久子さんはすっかり写真に夢中!!まるで、新しいゲームを与えられた子供のようだ。写真を眺めながら、ひとり一人、元気にしているか、ぼくに訪ねてくる。だが、既に亡くなっている伯父さんや伯母さんが何人もいる。
『あらー、そうなの、知らんかった、いつ亡くなったの?』
久子さんは父とともに、亡くなった人のほとんどの葬儀には、故郷である石川県に行き参列している。
『きっと、天国でみんな、こんなおばば、ま~だ生きとるんか!って笑っとるわ』
久子さんはよく自分のことを「こんなおばば」と表現する。
その人、息子です…
そして、父の葬儀の集合写真を見ながら、久子さんは
『お父さんのお葬式の写真なのにお父さんが写っているみたいだけど、なんか変だね、この人はだれ?』
写真の中に写っている父の遺影のことを言っているのかと思いきや、久子さんの隣に座っている男性を指していた。
『あのねー、それはぼくなんだけど!』
『あんたかいな、えらい貫禄があるように写っとるから、お父さんかと思ったわ』
『そこに写っているのは久子さんの旦那さんではなく、久子さんの息子なんですけど!』
この日久子さんは、ぼくが持ってきた写真にくぎ付けになり、約1時間半、休みなくしゃべり続けた。
ひとり一人のことを、詳しく聞いては忘れ、聞いては忘れを繰り返すエンドレスが続き、ぼくの忍耐に限界が見えても、久子さんは超楽しそう、超お元気。
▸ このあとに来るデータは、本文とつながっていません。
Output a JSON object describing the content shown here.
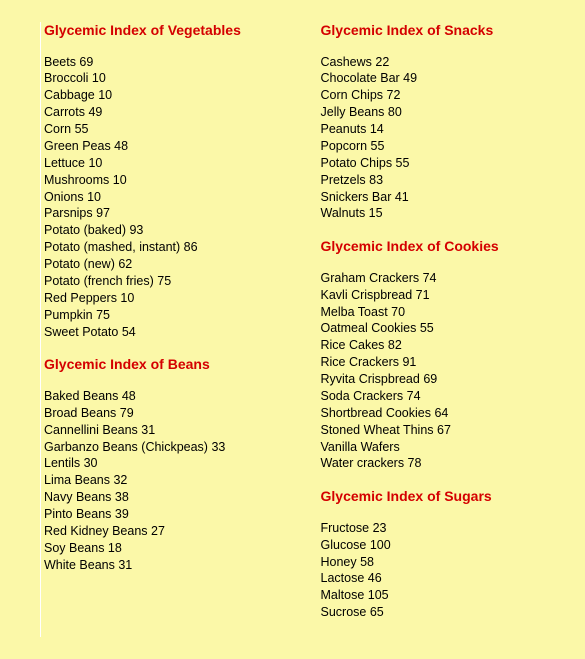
{
  "colors": {
    "background": "#fbf8a8",
    "heading": "#d40000",
    "text": "#000000",
    "divider": "#ffffff"
  },
  "typography": {
    "heading_fontsize": 14,
    "body_fontsize": 12.5,
    "font_family": "Verdana, Geneva, sans-serif"
  },
  "columns": [
    {
      "sections": [
        {
          "heading": "Glycemic Index of Vegetables",
          "items": [
            "Beets 69",
            "Broccoli 10",
            "Cabbage 10",
            "Carrots 49",
            "Corn 55",
            "Green Peas 48",
            "Lettuce 10",
            "Mushrooms 10",
            "Onions 10",
            "Parsnips 97",
            "Potato (baked) 93",
            "Potato (mashed, instant) 86",
            "Potato (new) 62",
            "Potato (french fries) 75",
            "Red Peppers 10",
            "Pumpkin 75",
            "Sweet Potato 54"
          ]
        },
        {
          "heading": "Glycemic Index of Beans",
          "items": [
            "Baked Beans 48",
            "Broad Beans 79",
            "Cannellini Beans 31",
            "Garbanzo Beans (Chickpeas) 33",
            "Lentils 30",
            "Lima Beans 32",
            "Navy Beans 38",
            "Pinto Beans 39",
            "Red Kidney Beans 27",
            "Soy Beans 18",
            "White Beans 31"
          ]
        }
      ]
    },
    {
      "sections": [
        {
          "heading": "Glycemic Index of Snacks",
          "items": [
            "Cashews 22",
            "Chocolate Bar 49",
            "Corn Chips 72",
            "Jelly Beans 80",
            "Peanuts 14",
            "Popcorn 55",
            "Potato Chips 55",
            "Pretzels 83",
            "Snickers Bar 41",
            "Walnuts 15"
          ]
        },
        {
          "heading": "Glycemic Index of Cookies",
          "items": [
            "Graham Crackers 74",
            "Kavli Crispbread 71",
            "Melba Toast 70",
            "Oatmeal Cookies 55",
            "Rice Cakes 82",
            "Rice Crackers 91",
            "Ryvita Crispbread 69",
            "Soda Crackers 74",
            "Shortbread Cookies 64",
            "Stoned Wheat Thins 67",
            "Vanilla Wafers",
            "Water crackers 78"
          ]
        },
        {
          "heading": "Glycemic Index of Sugars",
          "items": [
            "Fructose 23",
            "Glucose 100",
            "Honey 58",
            "Lactose 46",
            "Maltose 105",
            "Sucrose 65"
          ]
        }
      ]
    }
  ]
}
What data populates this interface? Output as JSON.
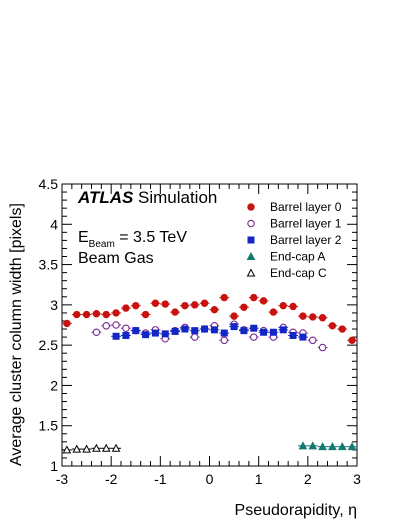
{
  "chart_data": {
    "type": "scatter",
    "title": "",
    "xlabel": "Pseudorapidity, η",
    "ylabel": "Average cluster column width [pixels]",
    "xlim": [
      -3,
      3
    ],
    "ylim": [
      1,
      4.5
    ],
    "x_ticks": [
      "-3",
      "-2",
      "-1",
      "0",
      "1",
      "2",
      "3"
    ],
    "y_ticks": [
      "1",
      "1.5",
      "2",
      "2.5",
      "3",
      "3.5",
      "4",
      "4.5"
    ],
    "grid": false,
    "legend_placement": "top-right",
    "annotations": {
      "brand": "ATLAS",
      "brand_suffix": "Simulation",
      "energy_prefix": "E",
      "energy_sub": "Beam",
      "energy_value": " = 3.5 TeV",
      "sample": "Beam Gas"
    },
    "series": [
      {
        "name": "Barrel layer 0",
        "marker": "filled-circle",
        "color": "#c8120f",
        "x": [
          -2.9,
          -2.7,
          -2.5,
          -2.3,
          -2.1,
          -1.9,
          -1.7,
          -1.5,
          -1.3,
          -1.1,
          -0.9,
          -0.7,
          -0.5,
          -0.3,
          -0.1,
          0.1,
          0.3,
          0.5,
          0.7,
          0.9,
          1.1,
          1.3,
          1.5,
          1.7,
          1.9,
          2.1,
          2.3,
          2.5,
          2.7,
          2.9
        ],
        "y": [
          2.77,
          2.88,
          2.88,
          2.89,
          2.88,
          2.9,
          2.96,
          2.99,
          2.88,
          3.02,
          3.01,
          2.91,
          2.99,
          3.0,
          3.02,
          2.94,
          3.09,
          2.86,
          2.97,
          3.09,
          3.05,
          2.91,
          2.99,
          2.98,
          2.86,
          2.85,
          2.84,
          2.74,
          2.7,
          2.56
        ]
      },
      {
        "name": "Barrel layer 1",
        "marker": "open-circle",
        "color": "#7b2a94",
        "x": [
          -2.3,
          -2.1,
          -1.9,
          -1.7,
          -1.5,
          -1.3,
          -1.1,
          -0.9,
          -0.7,
          -0.5,
          -0.3,
          -0.1,
          0.1,
          0.3,
          0.5,
          0.7,
          0.9,
          1.1,
          1.3,
          1.5,
          1.7,
          1.9,
          2.1,
          2.3
        ],
        "y": [
          2.66,
          2.74,
          2.75,
          2.71,
          2.68,
          2.65,
          2.69,
          2.58,
          2.68,
          2.72,
          2.6,
          2.7,
          2.74,
          2.56,
          2.76,
          2.69,
          2.6,
          2.68,
          2.6,
          2.72,
          2.66,
          2.65,
          2.56,
          2.47
        ]
      },
      {
        "name": "Barrel layer 2",
        "marker": "filled-square",
        "color": "#1327c4",
        "x": [
          -1.9,
          -1.7,
          -1.5,
          -1.3,
          -1.1,
          -0.9,
          -0.7,
          -0.5,
          -0.3,
          -0.1,
          0.1,
          0.3,
          0.5,
          0.7,
          0.9,
          1.1,
          1.3,
          1.5,
          1.7,
          1.9
        ],
        "y": [
          2.61,
          2.62,
          2.68,
          2.63,
          2.65,
          2.64,
          2.67,
          2.7,
          2.68,
          2.7,
          2.69,
          2.65,
          2.73,
          2.68,
          2.71,
          2.66,
          2.66,
          2.69,
          2.62,
          2.6
        ]
      },
      {
        "name": "End-cap A",
        "marker": "filled-triangle",
        "color": "#137a70",
        "x": [
          1.9,
          2.1,
          2.3,
          2.5,
          2.7,
          2.9
        ],
        "y": [
          1.25,
          1.25,
          1.24,
          1.24,
          1.24,
          1.24
        ]
      },
      {
        "name": "End-cap C",
        "marker": "open-triangle",
        "color": "#000000",
        "x": [
          -2.9,
          -2.7,
          -2.5,
          -2.3,
          -2.1,
          -1.9
        ],
        "y": [
          1.2,
          1.21,
          1.21,
          1.22,
          1.22,
          1.22
        ]
      }
    ]
  }
}
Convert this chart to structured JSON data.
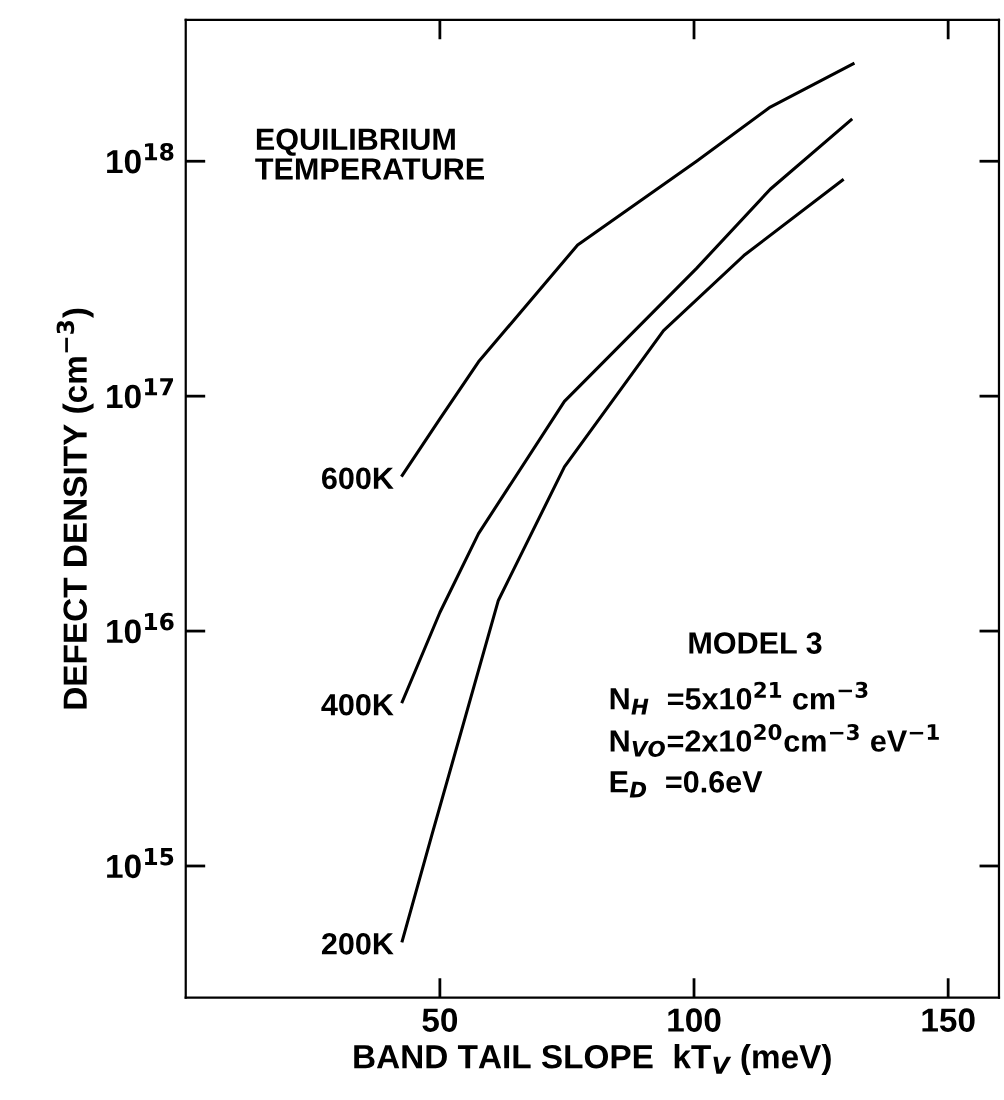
{
  "chart_data": {
    "type": "line",
    "xlabel": "BAND TAIL SLOPE  kT$_{V}$ (meV)",
    "ylabel": "DEFECT DENSITY (cm$^{−3}$)",
    "log": "y",
    "xlim": [
      0,
      160
    ],
    "xticks": [
      50,
      100,
      150
    ],
    "ylim": [
      275000000000000.0,
      4e+18
    ],
    "yticks": [
      {
        "value": 1000000000000000.0,
        "label": "10$^{15}$"
      },
      {
        "value": 1e+16,
        "label": "10$^{16}$"
      },
      {
        "value": 1e+17,
        "label": "10$^{17}$"
      },
      {
        "value": 1e+18,
        "label": "10$^{18}$"
      }
    ],
    "grid": false,
    "legend": false,
    "marker": "none",
    "line_style": "solid",
    "series": [
      {
        "name": "600K",
        "color": "#000000",
        "x": [
          42.6,
          50,
          57.6,
          77.1,
          100.5,
          115,
          131.3
        ],
        "values": [
          4.6e+16,
          8e+16,
          1.4e+17,
          4.4e+17,
          1e+18,
          1.7e+18,
          2.6e+18
        ]
      },
      {
        "name": "400K",
        "color": "#000000",
        "x": [
          42.6,
          50,
          57.6,
          74.5,
          100.5,
          115,
          130.9
        ],
        "values": [
          5000000000000000.0,
          1.2e+16,
          2.6e+16,
          9.5e+16,
          3.5e+17,
          7.6e+17,
          1.5e+18
        ]
      },
      {
        "name": "200K",
        "color": "#000000",
        "x": [
          42.6,
          48.4,
          55,
          61.5,
          74.5,
          94,
          110,
          129.2
        ],
        "values": [
          480000000000000.0,
          1350000000000000.0,
          4300000000000000.0,
          1.35e+16,
          5e+16,
          1.9e+17,
          4e+17,
          8.3e+17
        ]
      }
    ],
    "annotations": [
      "EQUILIBRIUM\nTEMPERATURE",
      "MODEL 3",
      "N$_{H}$  =5x10$^{21}$ cm$^{−3}$",
      "N$_{VO}$=2x10$^{20}$cm$^{−3}$ eV$^{−1}$",
      "E$_{D}$  =0.6eV"
    ]
  }
}
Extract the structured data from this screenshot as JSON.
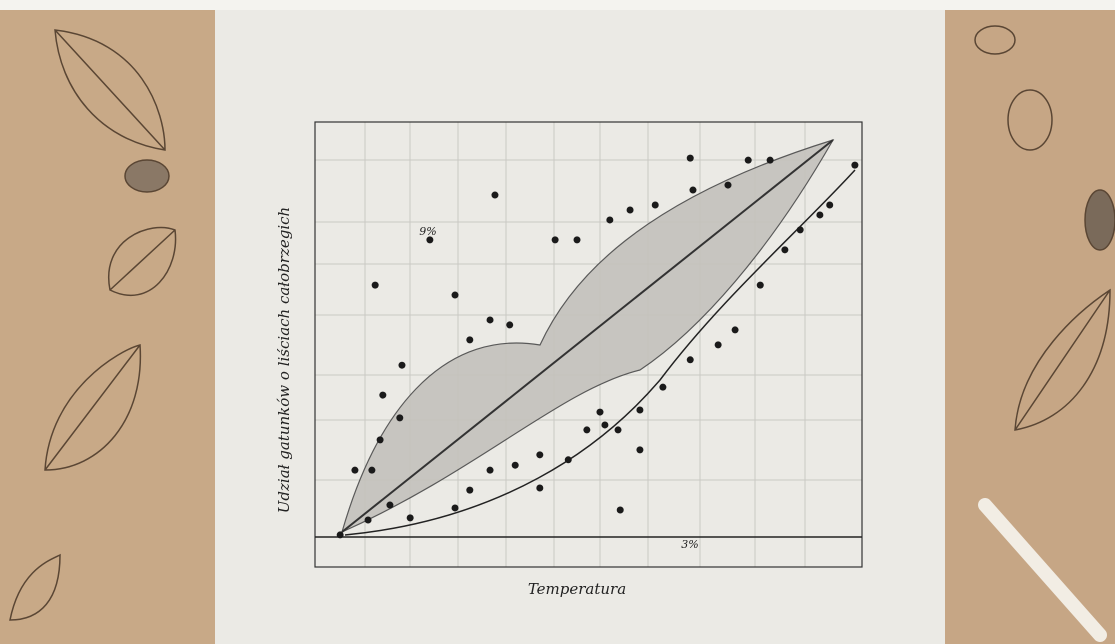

そして、写真の中で久子さんの隣に座っているぼくが、久子さんには、貫禄ある知らない男性に見えている、このやり取りが10回ほど続いた。
いつの日か久子さんに、ドアを開けた瞬間、
『どちらさまでしょうか』
と言われる日がやって来るのだろう。久子さんが100歳まで生きるとして、90歳を過ぎた頃には、ぼくは貫禄ある知らない爺さんになるのだろうか….それまであと5年…。
その頃には、どんな久子さんがいるだろう? 現在は超元気な「チビバンバ」だが、少しはおとなしくなっているのだろうか?
元気にはしゃぎすぎて、突然パタリと倒れて亡くなる。
そしてカッコイイ最期を迎えてもらいたいものだ。